In addition to public health based community education programs, CDC recognized the need for improved clinician education on antibiotic use, since in the United States antibiotics are primarily prescribed by a physician or other licensed clinician. To address this need, CDC granted money to the University of California – San Diego (UCSD) in 1999 to develop a judicious antibiotic use curriculum for medical students. This curriculum includes formal didactic sessions on principles of antibiotic resistance, drug choice, infection control and other pertinent topics, as well as small group exercises that allow learners to practice patient education skills such as negotiating with patients about the need for antibiotics and educating them about how to use antibiotics properly when they are indicated.

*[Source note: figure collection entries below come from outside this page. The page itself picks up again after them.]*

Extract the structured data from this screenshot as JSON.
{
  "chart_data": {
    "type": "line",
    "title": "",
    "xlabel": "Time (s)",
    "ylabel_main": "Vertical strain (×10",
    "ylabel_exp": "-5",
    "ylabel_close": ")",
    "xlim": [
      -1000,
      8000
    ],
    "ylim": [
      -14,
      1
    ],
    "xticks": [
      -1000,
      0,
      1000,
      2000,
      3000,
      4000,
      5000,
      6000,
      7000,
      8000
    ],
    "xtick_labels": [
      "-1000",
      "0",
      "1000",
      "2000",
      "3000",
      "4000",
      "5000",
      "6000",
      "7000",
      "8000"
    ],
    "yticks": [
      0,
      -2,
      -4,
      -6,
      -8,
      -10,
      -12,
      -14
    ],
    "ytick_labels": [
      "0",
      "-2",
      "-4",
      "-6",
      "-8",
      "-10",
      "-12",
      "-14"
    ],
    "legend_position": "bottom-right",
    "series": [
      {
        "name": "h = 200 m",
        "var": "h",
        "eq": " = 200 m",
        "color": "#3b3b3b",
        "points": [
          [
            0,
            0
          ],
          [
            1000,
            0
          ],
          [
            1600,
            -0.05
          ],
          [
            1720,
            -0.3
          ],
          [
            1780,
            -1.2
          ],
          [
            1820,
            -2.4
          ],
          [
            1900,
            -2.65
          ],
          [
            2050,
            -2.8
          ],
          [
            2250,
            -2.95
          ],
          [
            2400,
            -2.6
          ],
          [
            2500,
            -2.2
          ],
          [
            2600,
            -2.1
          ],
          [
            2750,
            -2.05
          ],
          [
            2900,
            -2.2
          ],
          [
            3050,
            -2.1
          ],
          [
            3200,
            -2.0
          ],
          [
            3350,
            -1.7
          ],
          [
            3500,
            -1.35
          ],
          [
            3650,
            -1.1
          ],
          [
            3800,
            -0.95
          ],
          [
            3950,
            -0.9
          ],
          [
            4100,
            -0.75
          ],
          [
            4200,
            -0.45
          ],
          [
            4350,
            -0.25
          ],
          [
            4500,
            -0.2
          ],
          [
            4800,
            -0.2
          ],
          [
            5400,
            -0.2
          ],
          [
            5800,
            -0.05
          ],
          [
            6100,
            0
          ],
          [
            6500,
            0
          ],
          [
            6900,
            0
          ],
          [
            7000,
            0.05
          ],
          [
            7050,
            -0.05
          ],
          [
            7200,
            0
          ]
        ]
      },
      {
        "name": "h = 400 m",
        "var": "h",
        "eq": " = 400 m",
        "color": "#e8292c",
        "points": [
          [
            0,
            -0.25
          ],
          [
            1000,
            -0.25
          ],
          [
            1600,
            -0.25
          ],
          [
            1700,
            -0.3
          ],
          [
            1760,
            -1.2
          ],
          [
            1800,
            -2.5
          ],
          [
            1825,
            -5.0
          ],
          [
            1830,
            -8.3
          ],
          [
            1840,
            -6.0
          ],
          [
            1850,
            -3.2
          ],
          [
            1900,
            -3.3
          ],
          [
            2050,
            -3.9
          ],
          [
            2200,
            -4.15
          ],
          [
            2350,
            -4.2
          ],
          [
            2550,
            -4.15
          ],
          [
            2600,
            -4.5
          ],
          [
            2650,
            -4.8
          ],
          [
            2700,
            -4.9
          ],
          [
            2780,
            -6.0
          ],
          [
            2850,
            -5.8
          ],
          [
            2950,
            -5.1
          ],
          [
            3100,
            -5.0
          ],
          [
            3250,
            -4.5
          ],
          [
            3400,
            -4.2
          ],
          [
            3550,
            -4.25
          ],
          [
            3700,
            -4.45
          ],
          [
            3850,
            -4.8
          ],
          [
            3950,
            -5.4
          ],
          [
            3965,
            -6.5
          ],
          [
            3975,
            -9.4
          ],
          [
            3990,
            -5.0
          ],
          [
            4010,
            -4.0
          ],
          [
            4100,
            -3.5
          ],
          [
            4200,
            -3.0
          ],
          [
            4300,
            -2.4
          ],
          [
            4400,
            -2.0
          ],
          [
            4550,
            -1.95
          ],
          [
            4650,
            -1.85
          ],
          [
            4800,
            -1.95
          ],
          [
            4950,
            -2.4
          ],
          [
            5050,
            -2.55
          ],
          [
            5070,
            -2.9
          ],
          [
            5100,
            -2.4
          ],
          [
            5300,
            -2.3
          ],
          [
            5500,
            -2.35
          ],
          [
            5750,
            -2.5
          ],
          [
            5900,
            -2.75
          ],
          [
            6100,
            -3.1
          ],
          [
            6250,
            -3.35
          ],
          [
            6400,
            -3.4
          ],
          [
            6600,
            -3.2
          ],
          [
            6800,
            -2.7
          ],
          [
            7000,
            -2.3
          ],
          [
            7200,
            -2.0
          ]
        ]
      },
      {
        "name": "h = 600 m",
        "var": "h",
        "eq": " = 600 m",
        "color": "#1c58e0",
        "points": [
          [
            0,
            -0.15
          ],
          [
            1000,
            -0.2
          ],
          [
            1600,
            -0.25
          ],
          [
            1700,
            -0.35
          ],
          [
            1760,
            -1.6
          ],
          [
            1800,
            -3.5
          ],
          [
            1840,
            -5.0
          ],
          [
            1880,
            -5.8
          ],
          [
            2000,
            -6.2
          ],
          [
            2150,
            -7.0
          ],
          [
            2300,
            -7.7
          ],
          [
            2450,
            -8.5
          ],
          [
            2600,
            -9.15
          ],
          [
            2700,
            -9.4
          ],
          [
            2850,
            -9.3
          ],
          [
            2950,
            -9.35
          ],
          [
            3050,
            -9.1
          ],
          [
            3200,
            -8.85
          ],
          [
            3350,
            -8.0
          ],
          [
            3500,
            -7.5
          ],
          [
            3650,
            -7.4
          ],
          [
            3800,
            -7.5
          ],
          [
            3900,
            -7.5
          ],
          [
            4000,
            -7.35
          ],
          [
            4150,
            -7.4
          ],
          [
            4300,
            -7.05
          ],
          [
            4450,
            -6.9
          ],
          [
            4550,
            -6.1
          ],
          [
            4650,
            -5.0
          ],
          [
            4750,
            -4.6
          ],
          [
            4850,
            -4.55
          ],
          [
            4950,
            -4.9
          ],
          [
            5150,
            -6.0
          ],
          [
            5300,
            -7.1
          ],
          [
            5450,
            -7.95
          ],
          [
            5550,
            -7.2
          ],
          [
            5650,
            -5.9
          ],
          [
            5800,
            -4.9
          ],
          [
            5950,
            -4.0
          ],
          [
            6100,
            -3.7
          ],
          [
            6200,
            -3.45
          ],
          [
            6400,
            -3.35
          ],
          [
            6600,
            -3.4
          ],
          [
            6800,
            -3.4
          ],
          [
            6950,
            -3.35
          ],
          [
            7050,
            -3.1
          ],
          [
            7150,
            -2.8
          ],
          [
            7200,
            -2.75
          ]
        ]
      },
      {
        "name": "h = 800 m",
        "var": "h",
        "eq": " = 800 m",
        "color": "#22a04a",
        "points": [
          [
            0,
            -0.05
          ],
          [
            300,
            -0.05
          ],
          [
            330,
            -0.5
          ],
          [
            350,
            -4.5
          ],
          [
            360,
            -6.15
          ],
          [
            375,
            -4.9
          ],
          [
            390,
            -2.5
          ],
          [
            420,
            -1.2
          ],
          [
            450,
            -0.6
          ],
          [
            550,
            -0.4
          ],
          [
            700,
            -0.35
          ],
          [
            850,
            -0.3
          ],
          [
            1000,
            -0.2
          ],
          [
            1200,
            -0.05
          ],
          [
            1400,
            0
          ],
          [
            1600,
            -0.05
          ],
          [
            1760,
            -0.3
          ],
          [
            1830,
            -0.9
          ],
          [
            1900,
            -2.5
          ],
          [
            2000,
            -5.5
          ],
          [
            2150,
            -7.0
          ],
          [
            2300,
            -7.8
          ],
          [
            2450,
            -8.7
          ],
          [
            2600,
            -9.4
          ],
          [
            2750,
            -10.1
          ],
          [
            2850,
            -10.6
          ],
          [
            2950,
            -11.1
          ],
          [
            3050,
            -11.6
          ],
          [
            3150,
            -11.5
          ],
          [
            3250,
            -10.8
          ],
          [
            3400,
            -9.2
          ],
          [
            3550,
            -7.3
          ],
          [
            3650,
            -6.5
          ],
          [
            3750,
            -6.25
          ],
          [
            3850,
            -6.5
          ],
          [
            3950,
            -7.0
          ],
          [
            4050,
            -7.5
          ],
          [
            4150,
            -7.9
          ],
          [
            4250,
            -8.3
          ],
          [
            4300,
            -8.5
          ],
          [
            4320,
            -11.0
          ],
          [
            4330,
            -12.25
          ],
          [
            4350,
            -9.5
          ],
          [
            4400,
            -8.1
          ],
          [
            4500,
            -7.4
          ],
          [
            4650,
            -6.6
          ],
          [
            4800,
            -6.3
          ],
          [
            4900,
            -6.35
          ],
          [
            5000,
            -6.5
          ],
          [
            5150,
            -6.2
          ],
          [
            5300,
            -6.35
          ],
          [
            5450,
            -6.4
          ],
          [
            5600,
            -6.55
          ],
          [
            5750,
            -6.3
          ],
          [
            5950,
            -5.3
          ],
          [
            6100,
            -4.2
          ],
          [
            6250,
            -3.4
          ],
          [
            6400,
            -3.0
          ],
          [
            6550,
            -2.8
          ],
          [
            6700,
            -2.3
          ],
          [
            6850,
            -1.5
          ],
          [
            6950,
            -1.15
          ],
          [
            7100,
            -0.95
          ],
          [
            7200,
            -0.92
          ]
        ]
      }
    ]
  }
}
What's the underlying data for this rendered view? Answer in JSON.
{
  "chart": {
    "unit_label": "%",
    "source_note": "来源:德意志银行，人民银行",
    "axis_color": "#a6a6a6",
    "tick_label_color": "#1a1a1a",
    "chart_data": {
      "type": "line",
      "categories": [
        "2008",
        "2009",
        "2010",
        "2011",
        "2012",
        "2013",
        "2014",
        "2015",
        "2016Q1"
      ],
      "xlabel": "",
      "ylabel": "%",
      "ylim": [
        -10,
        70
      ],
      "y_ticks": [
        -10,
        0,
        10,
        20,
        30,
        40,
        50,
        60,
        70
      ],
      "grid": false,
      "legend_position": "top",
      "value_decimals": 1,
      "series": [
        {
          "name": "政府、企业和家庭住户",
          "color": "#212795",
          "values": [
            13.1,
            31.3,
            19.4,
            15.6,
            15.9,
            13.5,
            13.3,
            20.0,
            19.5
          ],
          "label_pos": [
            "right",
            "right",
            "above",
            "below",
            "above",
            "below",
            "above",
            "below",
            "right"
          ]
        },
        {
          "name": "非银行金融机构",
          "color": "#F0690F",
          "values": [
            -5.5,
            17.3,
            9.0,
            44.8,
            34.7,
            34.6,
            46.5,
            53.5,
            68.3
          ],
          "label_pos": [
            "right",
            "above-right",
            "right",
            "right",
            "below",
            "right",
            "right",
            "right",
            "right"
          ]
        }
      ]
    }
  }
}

While the medical student curriculum was broad-based, the CDC also recognized that 80% of antibiotics are prescribed in the outpatient setting, many of these for common respiratory infections. Thus, in follow-up to the UCSD project, the CDC called for proposals to adapt this curriculum for use by primary care residents (physicians doing graduate medical education in family medicine, internal medicine, and pediatrics). The CDC awarded this grant to our team at Oregon Health & Science University, recognizing our ability to integrate the residency curriculum with the medical student curriculum (OHSU was a beta-test site for the UCSD curriculum and now hosts the Web-based components of that curriculum) and Oregon AWARE’s established program of educational activities.

Oregon AWARE’s public health awareness strategies aim to reduce inappropriate antibiotic use behaviors among consumers by providing the general population of well adults with information about the growing threat of antibiotic resistance and the importance of appropriate use of antibiotics. The coalition’s four main consumer messages are: 1) don’t take antibiotics to treat viral illnesses like colds or the flu, 2) unnecessary use increases the risk of developing resistant infections, 3) when antibiotics are prescribed, take every dose even if symptoms improve, and 4) never share antibiotics, take leftovers, or take them without a prescription. The Oregon AWARE coalition has created a number of materials to reinforce these basic messages.

The Case for a Combined Educational Approach
Public education about safe antibiotic use is critical because decreasing inappropriate antibiotic prescribing through clinician education is not the only factor in the appropriate use equation. Unfortunately, surveys have shown that many consumers have misconceptions about the types of illnesses that can be effectively treated with antibiotics (Dowler, Thomas, & Saddler, 2003; Vanden Eng, Marcus, Hadler, Imhoff, Vugia, Cieslak, Zell, Deneen, McCombs, Zansky, Hawkins, & Besser, 2003). The same studies show that many consumers are also unaware of the dangers associated with inappropriate use of antibiotic medications. Although clinicians serve as gatekeepers for consumers who obtain their antibiotics by legal means in the U.S., patients play an important role in the interactions that lead to prescription. The advent of medical consumerism and the expansion of direct-to-consumer marketing of pharmaceuticals in the U.S., among other factors, have placed patients in a role of unprecedented power in the realm of health-related decision making (Roter & Hall, 1992).